Generating Ins2+/−/miR-133aTg Mice to Model miRNA-Driven Cardioprotection of Human Diabetic Heart

Abstract

Diabetes mellitus (DM) is caused either due to insulin deficiency (T1DM) or insulin resistance (T2DM). DM increases the risk of heart failure by diabetic cardiomyopathy (DMCM), a cardiac muscle disorder that leads to a progressive decline in diastolic function, and ultimately systolic dysfunction. Mouse models of T1DM and T2DM exhibit clinical signs of DMCM. Growing evidence implicates microRNA (miRNA), an endogenous, non-coding, regulatory RNA, in the pathogenesis and signaling of DMCM. Therefore, inhibiting deleterious miRNAs and mimicking cardioprotective miRNAs could provide a potential therapeutic intervention for DMCM. miRNA-133a (miR-133a) is a highly abundant miRNA in the human heart. It is a cardioprotective miRNA, which is downregulated in the DM heart.

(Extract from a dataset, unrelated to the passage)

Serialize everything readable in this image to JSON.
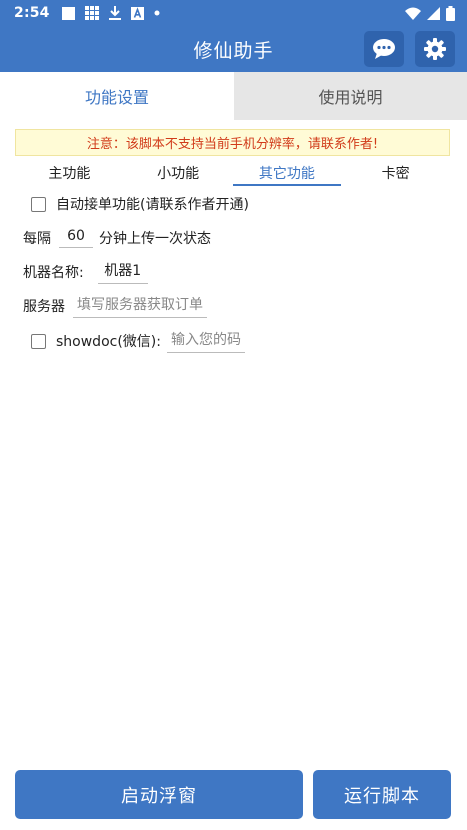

It has anti-hypertrophic and anti-fibrotic effects. miR-133a mimic treatment after the onset of early DMCM can reverse histological and clinical signs of the disease in mice. We hypothesized that overexpression of cardiac-specific miR-133a in Ins2+/− Akita (T1DM) mice can prevent progression of DMCM. Here, we describe a method to create and validate cardiac-specific Ins2+/−/miR-133aTg mice to determine whether cardiac-specific miR-133a overexpression prevents development of DMCM. These strategies demonstrate the value of genetic modeling of human disease such as DMCM and evaluate the potential of miRNA as a therapeutic intervention.